Missing, dead fishermen identified

March 25, 2009 10:19:29 AM PDT
The Coast Guard has released the names of the dead and missing crew members of a fishing boat that sank off the New Jersey coast.
  • VIDEO: Survivor talks about his ordeal. Lauren Wilson reports.
  • SLIDES: Pictures from the rescue effort
  • RAW VIDEO: Coast Guard brings victims to shore

    Killed were brothers Roy Smith Jr. and Timothy Smith.

    Missing are Frenki Credle, Frank Reyes, William Torres and Tarzan Smith.

    Hometowns were not immediately available, but authorities say they appeared to have split their time between North Carolina and New Jersey.

    They were aboard the 71-foot Lady Mary when it went down 75 miles off the coast of Cape May Tuesday. Only one crew member is known to have survived, thus far. His name is Jose Luis Ariese.

    Others fishing in the area said bad weather quickly closed in just before the boat sank.

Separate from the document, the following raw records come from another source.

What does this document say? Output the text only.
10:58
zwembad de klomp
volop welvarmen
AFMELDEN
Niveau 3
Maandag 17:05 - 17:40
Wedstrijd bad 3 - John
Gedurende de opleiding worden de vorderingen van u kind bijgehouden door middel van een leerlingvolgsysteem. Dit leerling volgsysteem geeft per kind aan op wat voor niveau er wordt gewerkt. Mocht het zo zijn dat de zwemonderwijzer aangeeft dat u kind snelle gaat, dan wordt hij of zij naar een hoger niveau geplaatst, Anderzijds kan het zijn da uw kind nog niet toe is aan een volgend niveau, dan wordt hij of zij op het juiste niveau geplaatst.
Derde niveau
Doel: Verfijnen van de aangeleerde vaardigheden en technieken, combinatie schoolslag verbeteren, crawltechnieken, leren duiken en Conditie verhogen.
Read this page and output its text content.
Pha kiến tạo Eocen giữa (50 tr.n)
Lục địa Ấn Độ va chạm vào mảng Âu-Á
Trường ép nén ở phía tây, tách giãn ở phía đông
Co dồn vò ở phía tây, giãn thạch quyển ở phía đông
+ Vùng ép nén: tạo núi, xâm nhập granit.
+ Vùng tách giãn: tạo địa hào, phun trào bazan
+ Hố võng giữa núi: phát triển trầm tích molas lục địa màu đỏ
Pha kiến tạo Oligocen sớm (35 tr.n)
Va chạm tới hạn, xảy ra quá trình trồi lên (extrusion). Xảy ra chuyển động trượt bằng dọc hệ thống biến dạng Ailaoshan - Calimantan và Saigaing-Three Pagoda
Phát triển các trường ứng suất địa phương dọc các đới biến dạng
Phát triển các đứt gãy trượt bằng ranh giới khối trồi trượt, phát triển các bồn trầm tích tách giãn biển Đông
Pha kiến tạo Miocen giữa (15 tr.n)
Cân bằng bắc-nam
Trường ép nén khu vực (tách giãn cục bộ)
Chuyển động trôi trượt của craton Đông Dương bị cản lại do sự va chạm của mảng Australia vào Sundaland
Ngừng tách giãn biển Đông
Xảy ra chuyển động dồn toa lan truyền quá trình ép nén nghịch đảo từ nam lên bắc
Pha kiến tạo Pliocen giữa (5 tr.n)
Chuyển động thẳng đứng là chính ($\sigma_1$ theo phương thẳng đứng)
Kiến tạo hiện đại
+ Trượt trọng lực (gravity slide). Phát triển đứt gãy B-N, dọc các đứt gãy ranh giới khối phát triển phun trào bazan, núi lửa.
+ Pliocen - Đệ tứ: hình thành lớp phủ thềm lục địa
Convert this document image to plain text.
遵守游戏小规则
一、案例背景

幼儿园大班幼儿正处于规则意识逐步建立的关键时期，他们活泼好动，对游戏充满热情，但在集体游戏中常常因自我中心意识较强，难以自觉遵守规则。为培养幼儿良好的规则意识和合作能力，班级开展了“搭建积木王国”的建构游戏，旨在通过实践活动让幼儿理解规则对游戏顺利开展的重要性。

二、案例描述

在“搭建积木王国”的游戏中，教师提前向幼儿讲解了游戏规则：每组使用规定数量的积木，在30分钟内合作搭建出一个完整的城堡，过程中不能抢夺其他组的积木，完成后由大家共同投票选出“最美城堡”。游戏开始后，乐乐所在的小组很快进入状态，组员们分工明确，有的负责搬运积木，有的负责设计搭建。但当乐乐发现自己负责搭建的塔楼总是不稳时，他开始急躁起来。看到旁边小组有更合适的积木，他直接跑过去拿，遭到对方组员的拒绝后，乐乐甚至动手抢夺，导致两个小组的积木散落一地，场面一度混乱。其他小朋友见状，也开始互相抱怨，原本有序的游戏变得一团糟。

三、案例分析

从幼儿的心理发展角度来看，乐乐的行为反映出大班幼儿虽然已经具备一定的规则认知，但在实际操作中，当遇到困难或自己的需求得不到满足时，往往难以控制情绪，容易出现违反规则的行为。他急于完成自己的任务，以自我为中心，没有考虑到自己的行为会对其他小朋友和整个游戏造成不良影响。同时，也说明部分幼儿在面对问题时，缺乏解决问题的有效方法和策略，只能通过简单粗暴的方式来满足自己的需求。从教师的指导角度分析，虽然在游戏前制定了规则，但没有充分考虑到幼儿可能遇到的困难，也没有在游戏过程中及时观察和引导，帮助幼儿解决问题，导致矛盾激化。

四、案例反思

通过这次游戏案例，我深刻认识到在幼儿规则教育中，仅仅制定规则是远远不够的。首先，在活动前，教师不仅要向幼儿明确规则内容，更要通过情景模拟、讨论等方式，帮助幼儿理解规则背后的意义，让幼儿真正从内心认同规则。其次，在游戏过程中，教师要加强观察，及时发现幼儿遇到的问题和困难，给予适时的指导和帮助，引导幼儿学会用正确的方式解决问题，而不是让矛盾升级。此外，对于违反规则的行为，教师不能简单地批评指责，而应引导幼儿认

    Earlier Wednesday, the air search for four missing fishermen whose boat sank off the New Jersey coast was suspended.

    The helicopters went out to continue the search around 7:00 a.m. Wednesday, but landed again a few hours later. There are no plans to send them back out.

    Only a Coast Guard cutter, the "Dependable" out of Cape May, remains in the water to search for the men.

    The cutter searched throughout the night in the area where the Lady Mary went down, about 75 miles off the coast of Cape May.

    Two of the three crew members who were rescued Tuesday died, leaving only one survivor of what could rank among the nation's worst commercial fishing accidents.

    All seven crew members were wearing cold-water survival suits before abandoning ship Tuesday, the Coast Guard said, but a national search and rescue expert has said odds are slim they are still alive in the 40-degree water.

    Steven L. Labov, chief of the U.S. Search and Rescue Task Force, has said expected survival time would be under six hours in water that cold. The men have been missing for over a day.

    There's still no word on what caused the 71-foot scallop boat to sink. Both the Coast Guard and the National Transportation Safety Board are looking into the cause of the sinking, Henise said.